Team training is increasingly conducted as distributed exercises blending live, virtual, and constructive players. But the benefits that distributed team training affords could be significantly extended if training were made available to individuals or teams on an as-needed basis. For individual and team training to be truly "on-demand", three important requirements must be met: the training must be accessible when and where the user needs it; the presence of an instructor must be optional; and the presence of human teammates and adversaries must be optional.
In order to meet the challenges presented by on-demand team training, robust, verbally-interactive synthetic agents are required with capabilities that extend well beyond conventional computer-generated forces (CGFs), semiautomated forces (SAFs), and game-based "AI"s - largely scripted entities with limited abilities to respond to events beyond a predefined range of simple behaviors. These "AI"s, or any task- or frame-based agents, cannot model the real-world complexities necessary to provide training value.
Despite these limitations, new training initiatives driven by desktop gaming engines increasingly feature AIs, which can deliver eye-catching demos but fail to provide comprehensive training across a spectrum of required situations and behaviors. Training warfighters to be better decision-makers requires simulations that present the user with realistic problem-solving experiences; for promoting team coordination, simulations must present realistic dialogue and interaction.

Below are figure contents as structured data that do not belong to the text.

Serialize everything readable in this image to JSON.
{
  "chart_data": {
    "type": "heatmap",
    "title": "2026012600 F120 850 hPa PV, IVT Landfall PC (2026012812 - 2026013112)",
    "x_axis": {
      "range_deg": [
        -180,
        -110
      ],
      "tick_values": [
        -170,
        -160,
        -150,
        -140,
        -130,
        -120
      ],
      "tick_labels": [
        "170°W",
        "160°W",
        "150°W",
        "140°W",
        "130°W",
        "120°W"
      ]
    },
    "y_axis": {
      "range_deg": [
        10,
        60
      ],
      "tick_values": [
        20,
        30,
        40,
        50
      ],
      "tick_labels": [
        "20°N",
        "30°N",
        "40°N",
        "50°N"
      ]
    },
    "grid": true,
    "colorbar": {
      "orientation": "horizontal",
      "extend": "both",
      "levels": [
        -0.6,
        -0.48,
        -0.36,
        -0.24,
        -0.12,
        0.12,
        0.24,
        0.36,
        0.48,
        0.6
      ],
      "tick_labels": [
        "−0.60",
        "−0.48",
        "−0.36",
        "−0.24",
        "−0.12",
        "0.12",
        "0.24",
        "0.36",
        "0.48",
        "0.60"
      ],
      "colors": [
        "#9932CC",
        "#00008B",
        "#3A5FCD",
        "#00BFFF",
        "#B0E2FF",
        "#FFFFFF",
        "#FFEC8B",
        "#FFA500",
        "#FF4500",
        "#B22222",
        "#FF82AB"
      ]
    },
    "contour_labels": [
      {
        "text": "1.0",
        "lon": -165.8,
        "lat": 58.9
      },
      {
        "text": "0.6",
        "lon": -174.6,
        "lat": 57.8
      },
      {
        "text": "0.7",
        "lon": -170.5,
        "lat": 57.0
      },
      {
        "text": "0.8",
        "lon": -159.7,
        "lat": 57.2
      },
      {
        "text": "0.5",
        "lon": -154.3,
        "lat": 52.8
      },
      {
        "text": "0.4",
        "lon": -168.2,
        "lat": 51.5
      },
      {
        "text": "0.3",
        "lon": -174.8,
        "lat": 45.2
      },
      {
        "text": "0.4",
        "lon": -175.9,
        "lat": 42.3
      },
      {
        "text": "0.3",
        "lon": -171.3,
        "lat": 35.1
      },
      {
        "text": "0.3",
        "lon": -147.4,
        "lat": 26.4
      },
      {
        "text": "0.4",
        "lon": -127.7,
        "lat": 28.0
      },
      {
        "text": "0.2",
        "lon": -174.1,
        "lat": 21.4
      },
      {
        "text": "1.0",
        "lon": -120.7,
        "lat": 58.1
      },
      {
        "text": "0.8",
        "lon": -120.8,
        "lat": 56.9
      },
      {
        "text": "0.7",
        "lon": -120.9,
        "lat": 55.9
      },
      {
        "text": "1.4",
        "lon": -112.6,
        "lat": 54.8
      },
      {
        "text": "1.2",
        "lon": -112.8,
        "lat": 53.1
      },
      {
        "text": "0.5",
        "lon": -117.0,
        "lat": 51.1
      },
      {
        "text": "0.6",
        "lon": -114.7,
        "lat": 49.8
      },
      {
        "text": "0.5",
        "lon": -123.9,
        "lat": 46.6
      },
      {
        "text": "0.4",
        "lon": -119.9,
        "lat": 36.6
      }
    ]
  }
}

Cognitive agents provide more training value because of their ability to interact in realistic ways across a broad range of tactical situations and to verbally engage in dialogue with users (and with each other).
In this paper we present a systematic approach to creating agents of sufficient cognitive fidelity to provide training benefits that extend well beyond what is capable with limited, scripted agents, and present three example demonstrations of this approach in different training domains.